Bitcoin entered the final stretch of the year with an unusual calm, trading close to 88,000 and showing little sign of urgency ahead of the yearly candle close. While some analysts see technical signals hinting at a rebound, the broader picture remains uncertain. A yearly close in the red would mark a first for Bitcoin in the post halving era and could challenge long held beliefs about the four year market cycle.
Weekend Calm Masks Underlying Tension
Bitcoin spent the weekend moving sideways, with TradingView data showing barely any volatility after Friday’s sharp but short lived price swings. Those moves were linked to a record 24 billion dollars worth of options expiring, an event many traders believe temporarily suppressed price action.
Since then, the market has settled into a narrow range. Despite the quiet trading, analysts argue that the lack of volatility itself may be meaningful. Bitcoin is currently hovering just below a key psychological level, leaving traders focused on what the yearly close could signal for the months ahead.
Bullish Divergence Offers a Ray of Hope
Technical analysts have pointed to a developing bullish divergence on the three day relative strength index chart. Trader Jelle highlighted that Bitcoin has locked in a similar divergence at major support levels in the past, with previous instances leading to notable price recoveries.
According to this view, the current setup resembles earlier cycle lows, suggesting that history could repeat itself. However, confirmation would likely require a decisive move higher, something that has so far remained elusive as the year draws to a close.
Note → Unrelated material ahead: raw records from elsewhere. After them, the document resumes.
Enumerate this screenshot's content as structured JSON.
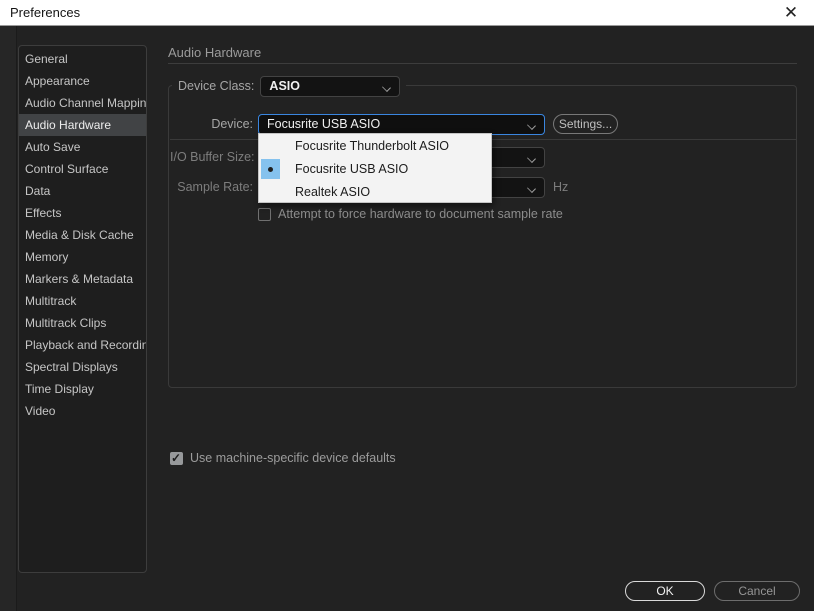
{
  "window": {
    "title": "Preferences",
    "close_glyph": "✕"
  },
  "sidebar": {
    "items": [
      {
        "label": "General",
        "selected": false
      },
      {
        "label": "Appearance",
        "selected": false
      },
      {
        "label": "Audio Channel Mapping",
        "selected": false
      },
      {
        "label": "Audio Hardware",
        "selected": true
      },
      {
        "label": "Auto Save",
        "selected": false
      },
      {
        "label": "Control Surface",
        "selected": false
      },
      {
        "label": "Data",
        "selected": false
      },
      {
        "label": "Effects",
        "selected": false
      },
      {
        "label": "Media & Disk Cache",
        "selected": false
      },
      {
        "label": "Memory",
        "selected": false
      },
      {
        "label": "Markers & Metadata",
        "selected": false
      },
      {
        "label": "Multitrack",
        "selected": false
      },
      {
        "label": "Multitrack Clips",
        "selected": false
      },
      {
        "label": "Playback and Recording",
        "selected": false
      },
      {
        "label": "Spectral Displays",
        "selected": false
      },
      {
        "label": "Time Display",
        "selected": false
      },
      {
        "label": "Video",
        "selected": false
      }
    ]
  },
  "main": {
    "header": "Audio Hardware",
    "device_class": {
      "label": "Device Class:",
      "value": "ASIO"
    },
    "device": {
      "label": "Device:",
      "value": "Focusrite USB ASIO",
      "settings_label": "Settings..."
    },
    "io_buffer": {
      "label": "I/O Buffer Size:",
      "value": ""
    },
    "sample_rate": {
      "label": "Sample Rate:",
      "value": "",
      "unit": "Hz"
    },
    "force_checkbox": {
      "label": "Attempt to force hardware to document sample rate",
      "checked": false
    },
    "machine_defaults_checkbox": {
      "label": "Use machine-specific device defaults",
      "checked": true,
      "check_glyph": "✓"
    }
  },
  "device_dropdown": {
    "options": [
      {
        "label": "Focusrite Thunderbolt ASIO",
        "selected": false
      },
      {
        "label": "Focusrite USB ASIO",
        "selected": true
      },
      {
        "label": "Realtek ASIO",
        "selected": false
      }
    ]
  },
  "footer": {
    "ok_label": "OK",
    "cancel_label": "Cancel"
  },
  "colors": {
    "accent_blue": "#3a86e0",
    "selection_blue": "#85c2ee",
    "titlebar": "#ffffff",
    "background": "#222222"
  }
}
Seasonality and Institutional Flows in Focus
Other traders are leaning on seasonal trends to support a more optimistic outlook. Trader BitBull suggested that early January often brings renewed capital allocation, particularly from institutions looking to rebalance portfolios and rotate into assets that have underperformed.
If that pattern holds, Bitcoin could see a breakout from its current trendline, opening the door for a push toward the 100,000 level in the new year. This thesis depends largely on fresh inflows rather than short term technical moves, placing emphasis on broader market behavior once the calendar flips.
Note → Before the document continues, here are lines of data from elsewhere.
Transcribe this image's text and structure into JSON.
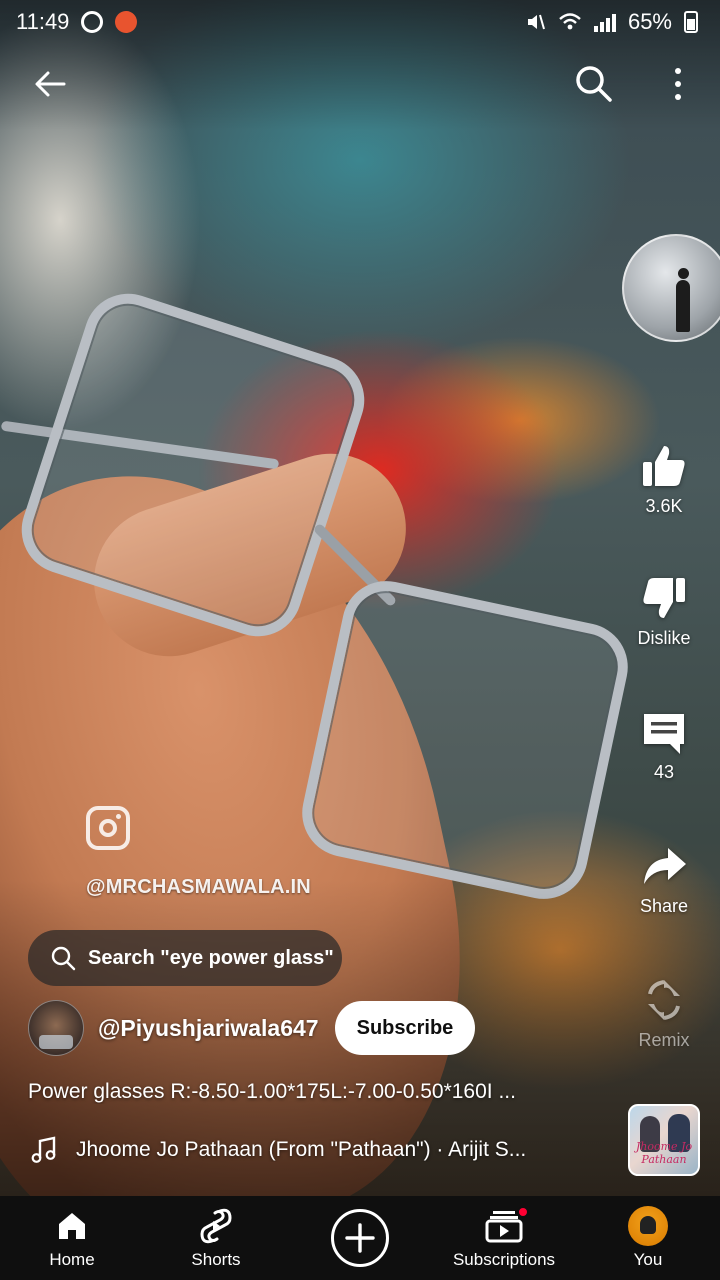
{
  "status_bar": {
    "time": "11:49",
    "battery": "65%"
  },
  "top_bar": {
    "back_icon": "arrow-left-icon",
    "search_icon": "search-icon",
    "more_icon": "more-vertical-icon"
  },
  "overlay": {
    "instagram_handle": "@MRCHASMAWALA.IN"
  },
  "search_suggestion": {
    "text": "Search \"eye power glass\""
  },
  "channel": {
    "handle": "@Piyushjariwala647",
    "subscribe_label": "Subscribe"
  },
  "description": "Power glasses R:-8.50-1.00*175L:-7.00-0.50*160I ...",
  "music": {
    "title": "Jhoome Jo Pathaan (From \"Pathaan\") · Arijit S..."
  },
  "actions": {
    "like_count": "3.6K",
    "dislike_label": "Dislike",
    "comment_count": "43",
    "share_label": "Share",
    "remix_label": "Remix"
  },
  "bottom_nav": {
    "items": [
      {
        "label": "Home",
        "icon": "home-icon"
      },
      {
        "label": "Shorts",
        "icon": "shorts-icon"
      },
      {
        "label": "",
        "icon": "create-plus-icon"
      },
      {
        "label": "Subscriptions",
        "icon": "subscriptions-icon"
      },
      {
        "label": "You",
        "icon": "avatar"
      }
    ]
  },
  "colors": {
    "nav_background": "#0f0f0f",
    "notification_dot": "#ff0033",
    "subscribe_bg": "#ffffff"
  }
}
Low Volatility Reflects a Cooling Phase
Veteran analyst Aksel Kibar said Bitcoin’s current range bound behavior should not come as a surprise. After strong gains during the third quarter, a cooling off period was inevitable.

BTC/USD one-day chart. Source: Aksel Kibar/X
Kibar noted that volatility tends to move in cycles, with periods of sharp price action followed by extended consolidation. In his view, the market is waiting for a clean chart pattern before making its next meaningful move, rather than reacting to short term noise.
Yearly Candle Puts Four Year Cycle to the Test
With only days left before the yearly close, Bitcoin is down roughly 6 percent for the year. If the price fails to recover, 2025 would become the first red year following a halving event, a statistic that has sparked debate about whether the traditional four year cycle model still applies.
Keith Alan, cofounder of trading resource Material Indicators, stressed that closing prices matter more than temporary wicks beyond key levels. He said the color of the yearly candle could offer important macro insights when markets reopen in January.
Alan also pointed out that Bitcoin could still attempt a last minute retest of the yearly open near 93,500. Such a move would not only shift sentiment but also help preserve the historical pattern that many long term investors continue to watch closely.
As Bitcoin sits near 88,000, the market remains caught between technical optimism and historical uncertainty. Whether the year ends with a recovery or a red candle, the outcome is likely to shape expectations for the next phase of Bitcoin’s market cycle.